Boston Lighthouse, established in 1716 on Little Brewster Island, was the first North American lighthouse. The colonial lighthouses followed the European pattern of establishing nautical aids around important commercial centers.

Early American Buoys

Buoys were rarely used in the American colonies. The only exceptions were the cask buoys in the Delaware River, recorded in 1767; and the spar buoys in Boston Harbor, recorded as early as 1780.

Spar buoys, made of long cedar or juniper poles, and cask buoys were the predominant buoys in U.S. coastal waters until the 1840s.

Stephen Pleasanton

After the war of independence, the new federal government funded lighthouses and buoys. On August 7, 1789, the First Congress passed an act for the establishment and support of lighthouses, beacons, buoys, and public piers and other nautical aids. It placed their upkeep under the Department of the Treasury in general, and specifically the Fifth Auditor of the Treasury, Stephen Pleasanton.

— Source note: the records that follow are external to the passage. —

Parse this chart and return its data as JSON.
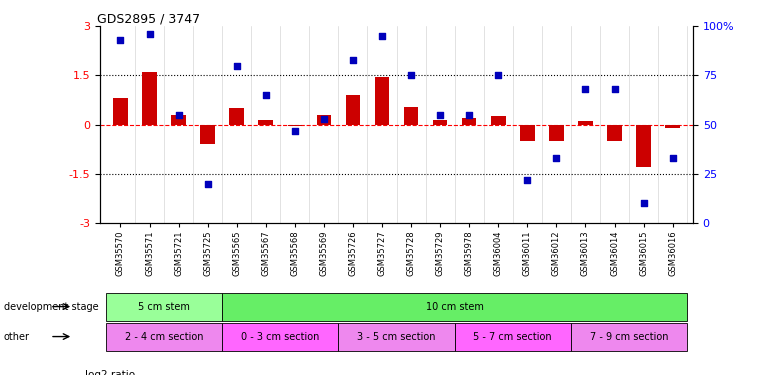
{
  "title": "GDS2895 / 3747",
  "samples": [
    "GSM35570",
    "GSM35571",
    "GSM35721",
    "GSM35725",
    "GSM35565",
    "GSM35567",
    "GSM35568",
    "GSM35569",
    "GSM35726",
    "GSM35727",
    "GSM35728",
    "GSM35729",
    "GSM35978",
    "GSM36004",
    "GSM36011",
    "GSM36012",
    "GSM36013",
    "GSM36014",
    "GSM36015",
    "GSM36016"
  ],
  "log2_ratio": [
    0.8,
    1.6,
    0.3,
    -0.6,
    0.5,
    0.15,
    -0.05,
    0.3,
    0.9,
    1.45,
    0.55,
    0.15,
    0.2,
    0.25,
    -0.5,
    -0.5,
    0.1,
    -0.5,
    -1.3,
    -0.1
  ],
  "percentile": [
    93,
    96,
    55,
    20,
    80,
    65,
    47,
    53,
    83,
    95,
    75,
    55,
    55,
    75,
    22,
    33,
    68,
    68,
    10,
    33
  ],
  "ylim_left": [
    -3,
    3
  ],
  "ylim_right": [
    0,
    100
  ],
  "yticks_left": [
    -3,
    -1.5,
    0,
    1.5,
    3
  ],
  "yticks_right": [
    0,
    25,
    50,
    75,
    100
  ],
  "dev_stage_groups": [
    {
      "label": "5 cm stem",
      "start": 0,
      "end": 3,
      "color": "#99FF99"
    },
    {
      "label": "10 cm stem",
      "start": 4,
      "end": 19,
      "color": "#66EE66"
    }
  ],
  "other_groups": [
    {
      "label": "2 - 4 cm section",
      "start": 0,
      "end": 3,
      "color": "#EE88EE"
    },
    {
      "label": "0 - 3 cm section",
      "start": 4,
      "end": 7,
      "color": "#FF66FF"
    },
    {
      "label": "3 - 5 cm section",
      "start": 8,
      "end": 11,
      "color": "#EE88EE"
    },
    {
      "label": "5 - 7 cm section",
      "start": 12,
      "end": 15,
      "color": "#FF66FF"
    },
    {
      "label": "7 - 9 cm section",
      "start": 16,
      "end": 19,
      "color": "#EE88EE"
    }
  ],
  "bar_color": "#CC0000",
  "dot_color": "#0000BB",
  "zero_line_color": "#FF0000",
  "dotted_line_color": "#000000",
  "bg_color": "#FFFFFF"
}
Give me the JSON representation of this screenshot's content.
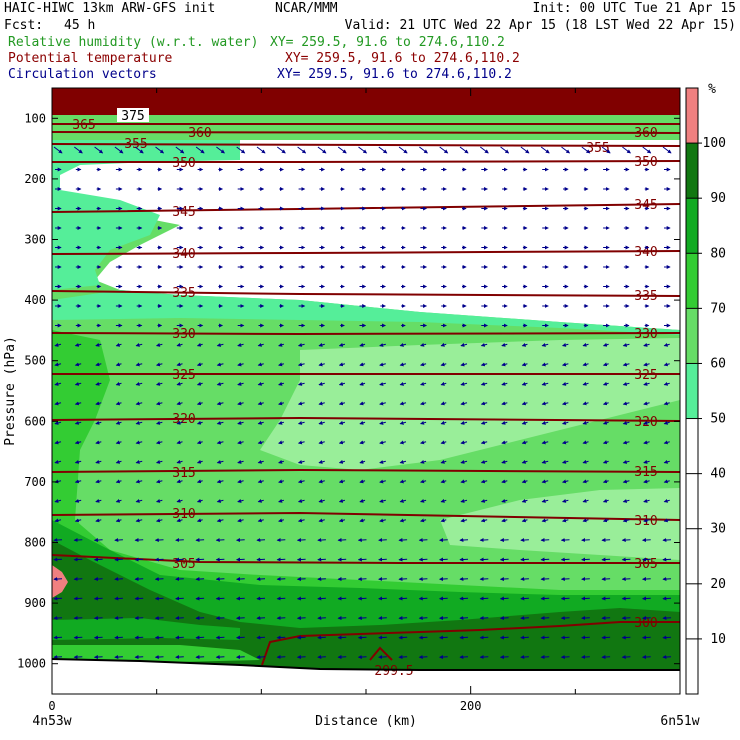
{
  "header": {
    "model_line": "HAIC-HIWC 13km ARW-GFS init",
    "org": "NCAR/MMM",
    "init": "Init: 00 UTC Tue 21 Apr 15",
    "fcst_label": "Fcst:",
    "fcst_value": "45 h",
    "valid": "Valid: 21 UTC Wed 22 Apr 15 (18 LST Wed 22 Apr 15)",
    "fields": [
      {
        "name": "Relative humidity (w.r.t. water)",
        "xy": "XY= 259.5, 91.6 to 274.6,110.2",
        "color": "#229922"
      },
      {
        "name": "Potential temperature",
        "xy": "XY= 259.5, 91.6 to 274.6,110.2",
        "color": "#8b0000"
      },
      {
        "name": "Circulation vectors",
        "xy": "XY= 259.5, 91.6 to 274.6,110.2",
        "color": "#00008b"
      }
    ]
  },
  "chart_data": {
    "type": "heatmap",
    "xlabel": "Distance (km)",
    "ylabel": "Pressure (hPa)",
    "x_ticks": [
      "0",
      "200"
    ],
    "x_tick_values": [
      0,
      200
    ],
    "x_minor_ticks": [
      50,
      100,
      150,
      250
    ],
    "xlim": [
      0,
      300
    ],
    "x_end_labels": {
      "left": "4n53w",
      "right": "6n51w"
    },
    "y_ticks": [
      "100",
      "200",
      "300",
      "400",
      "500",
      "600",
      "700",
      "800",
      "900",
      "1000"
    ],
    "y_tick_values": [
      100,
      200,
      300,
      400,
      500,
      600,
      700,
      800,
      900,
      1000
    ],
    "ylim": [
      50,
      1050
    ],
    "colorbar": {
      "unit": "%",
      "levels": [
        "10",
        "20",
        "30",
        "40",
        "50",
        "60",
        "70",
        "80",
        "90",
        "100"
      ],
      "level_values": [
        10,
        20,
        30,
        40,
        50,
        60,
        70,
        80,
        90,
        100
      ],
      "band_colors": [
        "#ffffff",
        "#ffffff",
        "#ffffff",
        "#ffffff",
        "#ffffff",
        "#55ee99",
        "#66dd66",
        "#33cc33",
        "#11aa22",
        "#117711",
        "#f08080"
      ]
    },
    "theta_contours": [
      {
        "label": "375",
        "p": 100
      },
      {
        "label": "365",
        "p": 110
      },
      {
        "label": "360",
        "p": 125
      },
      {
        "label": "355",
        "p": 142
      },
      {
        "label": "350",
        "p": 170
      },
      {
        "label": "345",
        "p": 243
      },
      {
        "label": "340",
        "p": 325
      },
      {
        "label": "335",
        "p": 390
      },
      {
        "label": "330",
        "p": 455
      },
      {
        "label": "325",
        "p": 520
      },
      {
        "label": "320",
        "p": 600
      },
      {
        "label": "315",
        "p": 683
      },
      {
        "label": "310",
        "p": 752
      },
      {
        "label": "305",
        "p": 828
      },
      {
        "label": "300",
        "p": 930
      },
      {
        "label": "299.5",
        "p": 1000
      }
    ],
    "grid": false
  }
}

Stephen Pleasanton raised funds for the maintenance of nautical aids by levying light fees on ships entering U.S. ports. This practice stopped in 1801 when Congress began funding nautical aids directly.

Standardization of Buoys

The United States did not have a standard system of buoyage until 1848. Colors, shapes, and sizes varied from port to port. Contractors had free reign to decide the types of buoys necessary for a given area or harbor.

The lack of standardization caused problems for coastal pilots. When asked to comment on buoyage to Congress in 1850, they complained bitterly. Their most common complaint was that the buoys were so small, that to see them they had to run them down.

Buoys were tended privately by contractors who relied on small boats (tenders) with limited lifting capability and sailing vessels with such limited maneuverability as to render the accurate placement of buoys impossible. Small tenders meant small buoys that were of little use to local pilots, who relied on landmarks to establish their positions. Small buoys were particularly hazardous to inexperienced or unfamiliar mariners.

The Lateral System

By 1846, Secretary of the Treasury Robert Walker admitted that buoys placed by local authorities under loose regulations, coupled with the lack of standardized colors and numbers, were practically useless. Congress, sensitive to complaints about the ATON system, began taking steps to correct the problems in 1848. It adopted the Lateral System for implementation nationwide. It is from the Lateral System that the familiar "right, red, return" has its origin.